Rob Rob - 2 months ago 5
SQL Question

Find and remove duplicate entries where values can be swapped between two columns

I have the following data structure which contains relationships between nodes. The

relationships
table has a
from_id
and
to_id
the values in these can be swapped.

I need to find and remove ONLY the duplicates leaving a single row of each pair.

| id | node_from_id | node_to_id |
---------------------------------
| 1 | 100 | 200 |
| 2 | 200 | 100 |
| 3 | 200 | 300 |
| 4 | 300 | 200 |
| 5 | 200 | 300 |
| 6 | 300 | 400 |
| 7 | 500 | 400 |


After removal of duplicates I'd like the following to remain in the table

| id | node_from_id | node_to_id |
---------------------------------
| 1 | 100 | 200 |
| 3 | 200 | 300 |
| 6 | 300 | 400 |
| 7 | 500 | 400 |


I am able to return all the rows that match relatively simply but to enable them to be removed I only really want to return the actual duplicates to allow one of the key pair rows to remain.

Here's my query which currently returns ALL matching rows

SELECT *
FROM relationships AS rel1
WHERE EXISTS (SELECT *
FROM relationships AS rel2
WHERE
rel1.id <> rel2.id
AND
(
(
rel1.from_id = rel2.from_id AND
rel1.to_id = rel2.to_id
)
OR
(
rel1.from_id = rel2.to_id AND
rel1.to_id = rel2.from_id
)
)
)


I thought I might be able to use a window function and select only the rows with
row_number() > 1
but I don't seem to be able to use that inside the EXISTS sub query.

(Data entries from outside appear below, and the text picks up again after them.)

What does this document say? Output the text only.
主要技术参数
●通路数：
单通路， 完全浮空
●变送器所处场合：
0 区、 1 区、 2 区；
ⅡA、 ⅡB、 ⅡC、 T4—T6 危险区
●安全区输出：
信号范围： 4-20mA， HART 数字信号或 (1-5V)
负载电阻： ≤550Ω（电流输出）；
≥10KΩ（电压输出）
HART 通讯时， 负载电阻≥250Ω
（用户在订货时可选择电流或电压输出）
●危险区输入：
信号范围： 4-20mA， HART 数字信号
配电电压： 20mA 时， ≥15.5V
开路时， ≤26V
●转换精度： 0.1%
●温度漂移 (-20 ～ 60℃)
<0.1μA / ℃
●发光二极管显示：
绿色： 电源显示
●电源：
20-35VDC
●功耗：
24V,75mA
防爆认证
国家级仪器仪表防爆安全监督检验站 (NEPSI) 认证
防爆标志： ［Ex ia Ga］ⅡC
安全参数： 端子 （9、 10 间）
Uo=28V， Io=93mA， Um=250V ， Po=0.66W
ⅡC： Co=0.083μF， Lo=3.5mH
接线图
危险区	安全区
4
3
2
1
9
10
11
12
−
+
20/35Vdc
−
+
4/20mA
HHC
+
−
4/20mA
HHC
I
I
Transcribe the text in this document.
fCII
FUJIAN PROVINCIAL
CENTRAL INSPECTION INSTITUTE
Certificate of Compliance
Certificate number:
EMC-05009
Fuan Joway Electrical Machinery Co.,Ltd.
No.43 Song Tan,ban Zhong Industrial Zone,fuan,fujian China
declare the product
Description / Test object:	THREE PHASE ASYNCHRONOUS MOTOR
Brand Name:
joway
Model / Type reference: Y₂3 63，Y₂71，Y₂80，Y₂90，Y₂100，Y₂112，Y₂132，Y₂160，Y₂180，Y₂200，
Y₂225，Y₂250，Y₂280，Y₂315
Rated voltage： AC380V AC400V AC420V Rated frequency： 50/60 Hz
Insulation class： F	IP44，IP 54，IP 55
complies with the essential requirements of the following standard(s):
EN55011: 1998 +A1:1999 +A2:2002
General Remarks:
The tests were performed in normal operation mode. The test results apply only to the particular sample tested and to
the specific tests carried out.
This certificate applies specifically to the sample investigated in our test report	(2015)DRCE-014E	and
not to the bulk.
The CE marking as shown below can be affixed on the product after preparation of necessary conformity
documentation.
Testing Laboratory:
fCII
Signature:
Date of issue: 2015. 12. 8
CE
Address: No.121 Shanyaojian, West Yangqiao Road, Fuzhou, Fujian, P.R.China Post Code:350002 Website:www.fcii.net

I have made the actual data for
relationships
available as CSV if that helps

Answer

I'd use smth like

select  min(id),
        least (node_from_id, node_to_id) node_from_id,
        greatest(node_from_id, node_to_id) node_to_id
from    relationships
group   by         
        least (node_from_id, node_to_id) ,
        greatest(node_from_id, node_to_id)